A total of 406 patients were included. 58% of the patients were male. Most of the patients had myelodysplastic syndromes (MDS) (68%) and myeloproliferative neoplasms (MPN) (14%). Median time from first transfusion to study enrollment was 1.1 years (0-25.5 years) and most patients were chelation naive (91%) at enrollment. With regard to transfusion burden, most of the patients were moderately or mildly transfusion-dependent with 53% receiving 2-4 and 27% receiving less than 2 units of pRBC per month. Serum ferritin decreased from a mean of 2305 μg/l (± 1449 μg/l) to a mean of 1910 μg/l (± 1529 μg/l) at 24 months. There was no substantial change in transfusion-dependence during the observation period. Dose adjustments were reported in 48% of the patients with dose-escalation strategies being the most frequent reason for dosage increases (49%). The median observation time was 355 days (5-1080 days). Median duration of exposure to DFX was 322 days (2-1078 days). Two-hundred and ninety (72%) patients discontinued the trial prematurely after a median time of 235 days (1-808 days). Death (29%) and adverse events (23%) were the main reasons for discontinuation. Eleven percent of the patients discontinued treatment due to sufficient decrease in serum ferritin. Most frequent adverse events were decrease in creatinine clearance (22%), increase in serum creatinine (18%) and diarrhea (16%).
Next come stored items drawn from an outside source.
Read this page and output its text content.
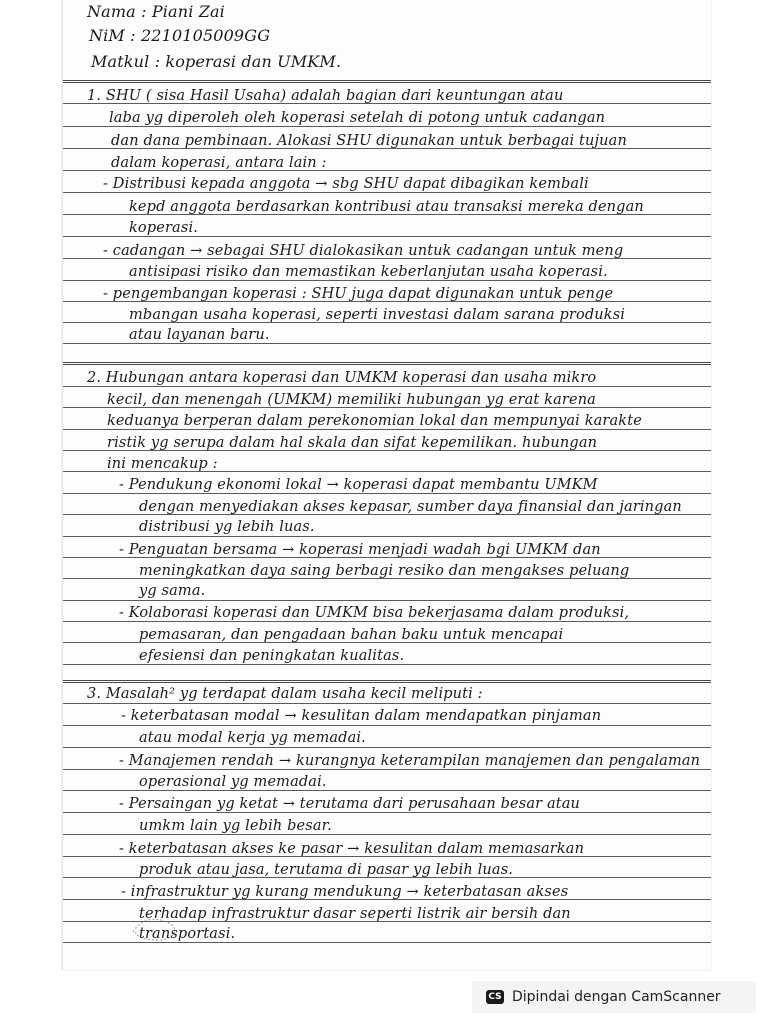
Nama : Piani Zai
NiM : 2210105009GG
Matkul : koperasi dan UMKM.
1. SHU ( sisa Hasil Usaha) adalah bagian dari keuntungan atau
laba yg diperoleh oleh koperasi setelah di potong untuk cadangan
dan dana pembinaan. Alokasi SHU digunakan untuk berbagai tujuan
dalam koperasi, antara lain :
- Distribusi kepada anggota → sbg SHU dapat dibagikan kembali
kepd anggota berdasarkan kontribusi atau transaksi mereka dengan
koperasi.
- cadangan → sebagai SHU dialokasikan untuk cadangan untuk meng
antisipasi risiko dan memastikan keberlanjutan usaha koperasi.
- pengembangan koperasi : SHU juga dapat digunakan untuk penge
mbangan usaha koperasi, seperti investasi dalam sarana produksi
atau layanan baru.
2. Hubungan antara koperasi dan UMKM koperasi dan usaha mikro
kecil, dan menengah (UMKM) memiliki hubungan yg erat karena
keduanya berperan dalam perekonomian lokal dan mempunyai karakte
ristik yg serupa dalam hal skala dan sifat kepemilikan. hubungan
ini mencakup :
- Pendukung ekonomi lokal → koperasi dapat membantu UMKM
dengan menyediakan akses kepasar, sumber daya finansial dan jaringan
distribusi yg lebih luas.
- Penguatan bersama → koperasi menjadi wadah bgi UMKM dan
meningkatkan daya saing berbagi resiko dan mengakses peluang
yg sama.
- Kolaborasi koperasi dan UMKM bisa bekerjasama dalam produksi,
pemasaran, dan pengadaan bahan baku untuk mencapai
efesiensi dan peningkatan kualitas.
3. Masalah² yg terdapat dalam usaha kecil meliputi :
- keterbatasan modal → kesulitan dalam mendapatkan pinjaman
atau modal kerja yg memadai.
- Manajemen rendah → kurangnya keterampilan manajemen dan pengalaman
operasional yg memadai.
- Persaingan yg ketat → terutama dari perusahaan besar atau
umkm lain yg lebih besar.
- keterbatasan akses ke pasar → kesulitan dalam memasarkan
produk atau jasa, terutama di pasar yg lebih luas.
- infrastruktur yg kurang mendukung → keterbatasan akses
terhadap infrastruktur dasar seperti listrik air bersih dan
transportasi.
CS Dipindai dengan CamScanner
This descriptive trial confirms the efficacy of DFX in decreasing the serum ferritin. Moreover, the high drop-out rates seen in prospective trials are recapitulated in this study, which can be attributed to adverse events in a substantial proportion of patients.
由于反复输注浓缩红细胞(pRBC),铁过载(IOL)对遗传性骨髓衰竭综合征和血红蛋白病患者(如地中海贫血和镰状细胞病)的发病率和死亡率有重大影响。然而,IOL 是否会影响老年骨髓恶性肿瘤患者的预后尚不清楚。此外,临床试验报告称,口服铁螯合剂地拉罗司(DFX)治疗期间的脱落率很高。
本研究报告了一项为期 2 年的前瞻性观察性研究结果,该研究旨在描述 DFX 在血液系统恶性肿瘤患者中的常规使用情况,包括安全性、疗效和常规用药情况。
共纳入 406 例患者。58%的患者为男性。大多数患者患有骨髓增生异常综合征(MDS)(68%)和骨髓增殖性肿瘤(MPN)(14%)。从首次输血到研究入组的中位时间为 1.1 年(0-25.5 年),大多数患者在入组时为首次螯合治疗(91%)。在输血负担方面,大多数患者为中度或轻度输血依赖性,53%的患者每月接受 2-4 单位 pRBC,27%的患者每月接受少于 2 单位 pRBC。血清铁蛋白从入组时的 2305μg/l(±1449μg/l)降至 24 个月时的 1910μg/l(±1529μg/l)。在观察期间,输血依赖性没有实质性变化。48%的患者报告了剂量调整,其中增加剂量的策略是最常见的原因(49%)。中位观察时间为 355 天(5-1080 天)。中位 DFX 暴露时间为 322 天(2-1078 天)。290 例(72%)患者在中位时间 235 天(1-808 天)后提前退出试验。死亡(29%)和不良事件(23%)是提前退出试验的主要原因。由于血清铁蛋白明显下降,11%的患者停止了治疗。最常见的不良事件是肌酐清除率下降(22%)、血清肌酐升高(18%)和腹泻(16%)。
本描述性试验证实了 DFX 降低血清铁蛋白的疗效。此外,前瞻性试验中观察到的高脱落率在本研究中得到了重现,这可能归因于相当一部分患者的不良事件。